After the Honduran cabinet met, Corrales announced the imminent departure of the mission to Washington, D.C. to try to reverse the bad image of Honduras with respect to human rights. Corrales said
it mentions the journalists, but what it does not mention are all the advances that Honduras has in these same points (security and human rights).Accompanying Corrales will be the Instituto Nacional Agrario director, Cesar Ham, who helped negotiate a settlement to the most active land disputes in the Bajo Aguan.
Corrales said they don't intend to confront anyone, but will be in the US from Tuesday to Saturday to clarify the panorama in Honduras.
The problem is that Corrales has nothing to talk about.
Lobo Sosa has admitted that Honduras is incapable of investigating any crime, and pleaded repeatedly for international help.
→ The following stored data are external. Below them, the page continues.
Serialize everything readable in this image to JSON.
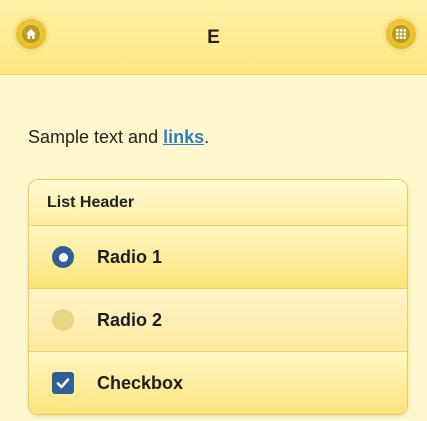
{
  "header": {
    "title": "E",
    "home_icon": "home-icon",
    "grid_icon": "grid-icon"
  },
  "content": {
    "sample_text": "Sample text and ",
    "link_text": "links",
    "period": "."
  },
  "list": {
    "header": "List Header",
    "items": [
      {
        "label": "Radio 1",
        "control": "radio",
        "checked": true
      },
      {
        "label": "Radio 2",
        "control": "radio",
        "checked": false
      },
      {
        "label": "Checkbox",
        "control": "checkbox",
        "checked": true
      }
    ]
  },
  "colors": {
    "background": "#fff8cc",
    "header_bg": "#fce87e",
    "accent_blue": "#2f5f94",
    "link": "#2a7fc0"
  }
}
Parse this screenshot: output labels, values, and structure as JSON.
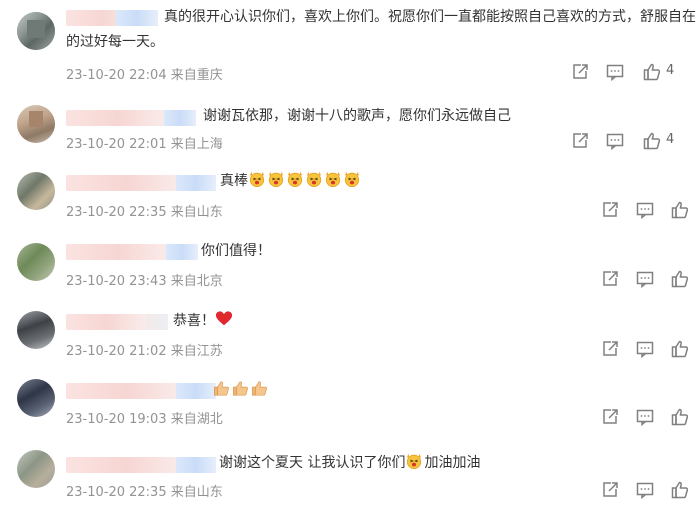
{
  "comments": [
    {
      "text": "真的很开心认识你们，喜欢上你们。祝愿你们一直都能按照自己喜欢的方式，舒服自在的过好每一天。",
      "date": "23-10-20 22:04",
      "location": "来自重庆",
      "likes": "4"
    },
    {
      "text": "谢谢瓦依那，谢谢十八的歌声，愿你们永远做自己",
      "date": "23-10-20 22:01",
      "location": "来自上海",
      "likes": "4"
    },
    {
      "text": "真棒",
      "emoji_count": 6,
      "emoji_name": "cheering-face-emoji",
      "date": "23-10-20 22:35",
      "location": "来自山东",
      "likes": ""
    },
    {
      "text": "你们值得！",
      "date": "23-10-20 23:43",
      "location": "来自北京",
      "likes": ""
    },
    {
      "text": "恭喜！",
      "emoji_name": "red-heart-emoji",
      "date": "23-10-20 21:02",
      "location": "来自江苏",
      "likes": ""
    },
    {
      "text": "",
      "emoji_count": 3,
      "emoji_name": "thumbs-up-emoji",
      "date": "23-10-20 19:03",
      "location": "来自湖北",
      "likes": ""
    },
    {
      "text_before": "谢谢这个夏天 让我认识了你们",
      "text_after": "加油加油",
      "emoji_name": "cheering-face-emoji",
      "date": "23-10-20 22:35",
      "location": "来自山东",
      "likes": ""
    }
  ],
  "icons": {
    "share": "share-icon",
    "comment": "comment-icon",
    "like": "thumbs-up-icon"
  },
  "colors": {
    "text": "#333333",
    "meta": "#939393",
    "icon": "#808080"
  }
}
Rather than investigate crime, or human rights violations, the Honduran government does nothing.
During the past two years of Lobo Sosa's term, there have been 42 hate crimes against LGBT individuals in Honduras. During a similar period under the previous president, Manuel Zelaya, there were 7. (The increase started during the six months of the de facto administration of Micheletti, when there were 22 hate crimes against LGBT individuals.)
Yndra Mendoza of the Red Lésbica Catrachas explained that they were taking one of these cases to the Inter-American Commission on Human Rights (IACHR). In this case a transgendered person was murdered by three Tegucigalpa police officers:
It's a reliable case because they had everything they needed to prosecute them in Honduras, and they let them go free....the state needs to be held responsible for its actions.
In light of the murder a few days ago of yet another journalist, there's painfully little Corrales can show in the way of progress on investigating human rights abuses, and removing impunity.